PROJECT 2: A DIGITAL CANDLE
This project is inspired by the Nintendo DS, specifically a section in The Legend of Zelda: Phantom Hourglass where you are instructed to ‘blow out’ fire/torches in the game. To do this we blow on to the console and the game reacts. In reality we are blowing onto a microphone and an analogue signal is being measured to act as a trigger. To replicate this we shall control the LEDs present on the Explorer HAT Pro using a microphone board. The microphone is connected to our Explorer HAT Pro as: GND > GND, OUT > Analog 1 and VCC > 5V.
We now move on to the code. Create a new file as before and then save that new file as candle.py. The first three lines of our Python code import prewritten libraries of code. The first is called time and we use that to control the speed of our project. Next we import the explorerhat library, but rename it to eh for ease of use. Lastly we import the random library which will be used for our candle
flicker effect. import time import explorerhat as eh import random
To run our code we need a loop and for that we shall use while True , which will run our code until we stop it. while True:
The following code is indented to show that it runs inside of the loop. We create four variables, called on ,
off , fade_in and fade_out . These variables will be later used to control the flicker effect of the LEDs. But how do we create that? Well, we need to introduce a little randomisation. Using the random. uniform function we can generate a random float (a number with a decimal point) between 0.0 and 1.0, and then store it in the variable:
on = random. uniform(0.0,1.0)
off = random. uniform(0.0,1.0)
fade_in = random. uniform(0.0,1.0)
fade_out = random. uniform(0.0,1.0)
To detect that someone has ‘blown out’ the candle, we need to read the sensor connected to Analog 1. Using the Explorer HAT library we read the value of the sensor and store it as a variable called blow , which is then printed to the Python shell for debug with a small delay for legibility.

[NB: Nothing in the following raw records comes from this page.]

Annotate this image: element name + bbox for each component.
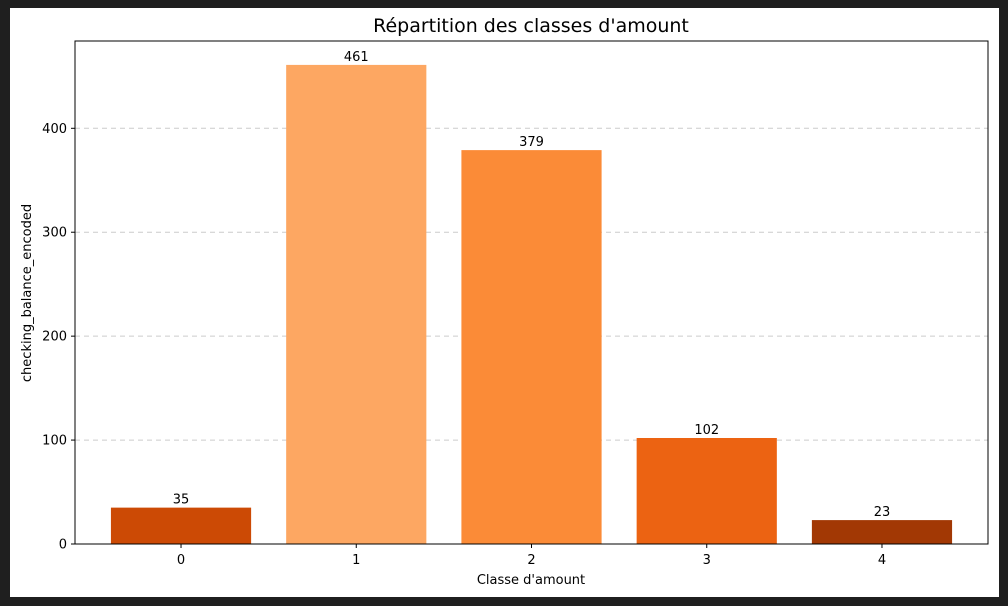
- x-axis-label: Classe d'amount: [477, 573, 585, 588]
- y-tick-label: 300: [42, 226, 67, 241]
- bar-value-label: 102: [694, 423, 719, 438]
- y-tick-label: 200: [42, 330, 67, 345]
- x-tick-label: 3: [703, 553, 711, 568]
- y-tick-label: 100: [42, 434, 67, 449]
- y-tick-label: 400: [42, 122, 67, 137]
- x-tick-label: 1: [352, 553, 360, 568]
- x-axis: 0 1 2 3 4: [177, 544, 886, 568]
- grid-layer: [75, 127, 988, 441]
- bar-chart: Répartition des classes d'amount 35 461 37…: [20, 15, 989, 588]
- y-tick-label: 0: [59, 538, 67, 553]
- data-label-layer: 35 461 379 102 23: [173, 50, 891, 520]
- bar-layer: [110, 64, 953, 545]
- bar-value-label: 23: [874, 505, 891, 520]
- bar-value-label: 379: [519, 135, 544, 150]
- bar-2: [461, 150, 602, 545]
- bar-0: [110, 507, 252, 544]
- bar-4: [811, 520, 953, 544]
- x-tick-label: 0: [177, 553, 185, 568]
- x-tick-label: 4: [878, 553, 886, 568]
- bar-value-label: 35: [173, 493, 190, 508]
- bar-1: [286, 64, 427, 544]
- bar-value-label: 461: [344, 50, 369, 65]
- y-axis: 0 100 200 300 400: [42, 122, 75, 553]
- chart-figure: Répartition des classes d'amount 35 461 37…: [10, 8, 999, 597]
- y-axis-label: checking_balance_encoded: [20, 204, 35, 382]
- bar-3: [636, 437, 777, 544]
- x-tick-label: 2: [527, 553, 535, 568]
- chart-title: Répartition des classes d'amount: [373, 15, 689, 37]
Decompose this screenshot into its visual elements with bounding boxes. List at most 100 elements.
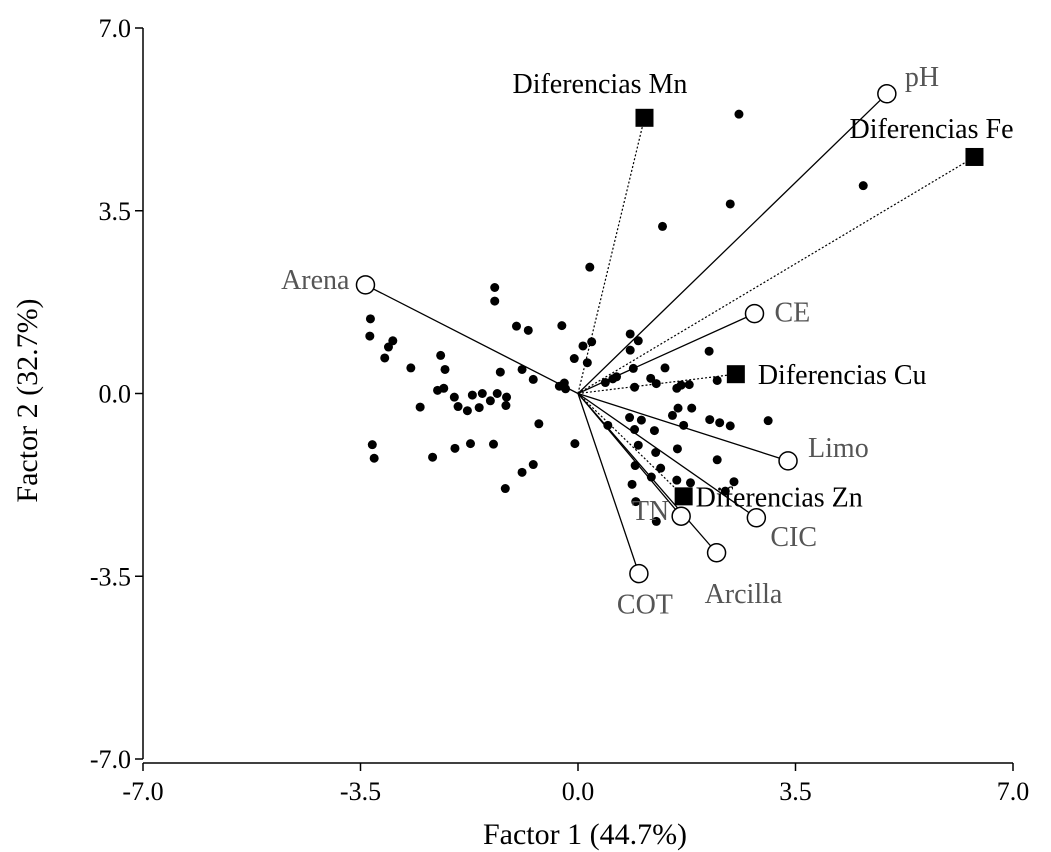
observation-dot <box>687 403 697 413</box>
observation-dot <box>651 516 661 526</box>
variable-vector-end-circle <box>671 506 691 526</box>
variable-vector-end-circle <box>355 275 376 295</box>
observation-dot <box>528 374 538 384</box>
observation-dot <box>636 415 646 425</box>
observation-dot <box>578 341 588 351</box>
observation-dot <box>608 374 618 384</box>
y-tick-label: 3.5 <box>99 197 132 226</box>
x-axis-title: Factor 1 (44.7%) <box>483 818 687 851</box>
observation-dot <box>490 283 500 293</box>
observation-dot <box>587 337 597 347</box>
observation-dot <box>511 321 521 331</box>
point-labels: pH CE Arena Limo CIC TN Arcilla COT Diferencias … <box>281 62 1013 621</box>
observation-dot <box>712 455 722 465</box>
x-tick-label: 0.0 <box>562 777 595 806</box>
observation-dot <box>630 425 640 435</box>
observation-dot <box>651 448 661 458</box>
observation-dot <box>380 353 390 363</box>
observation-dot <box>428 452 438 462</box>
observation-dot <box>490 296 500 306</box>
variable-vector-line <box>577 93 888 394</box>
observation-dot <box>488 439 498 449</box>
supplementary-label: Diferencias Fe <box>849 114 1013 145</box>
observation-dot <box>477 389 487 398</box>
variable-label: COT <box>617 590 673 621</box>
observation-dot <box>517 364 527 374</box>
variable-vector-line <box>577 393 718 554</box>
y-axis-ticks: 7.0 3.5 0.0 -3.5 -7.0 <box>90 14 143 774</box>
variable-vector-line <box>365 284 579 395</box>
observation-dot <box>557 321 567 331</box>
observation-dot <box>685 478 695 488</box>
observation-dot <box>388 336 398 346</box>
observation-dot <box>725 421 735 431</box>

blow = eh.analog.one. read()
print(blow)
time.sleep(0.1)
If we run the code as is, it will print the sensor reading, which in our case was 5.00. This is the voltage from the sensor. Using the trim pot (blue dial) on the microphone, we can tune the sensor; we chose 1.5 as the trigger point. So if the voltage goes over the trigger point it means that a loud sound (blowing out the candle) has been detected.
if blow > 1.5:
Now we need to turn the Explorer HAT lights off. Using the Explorer HAT library we turn off all the lights and then wait for two seconds before the loop repeats.
eh.light.off()
time.sleep(2)
But if we haven’t blown out the candle, the else condition activates and it uses the pulse function to make the lights flicker using the on , off , fade_in and fade_out values. else:
eh.light.pulse(on, off, fade_in, fade_out)
Save the code and then run it. Now try to blow out the candle. If it works, great; if not, adjust the values of your code and the trim pot on the microphone.
So there we have it, two simple projects from one great board.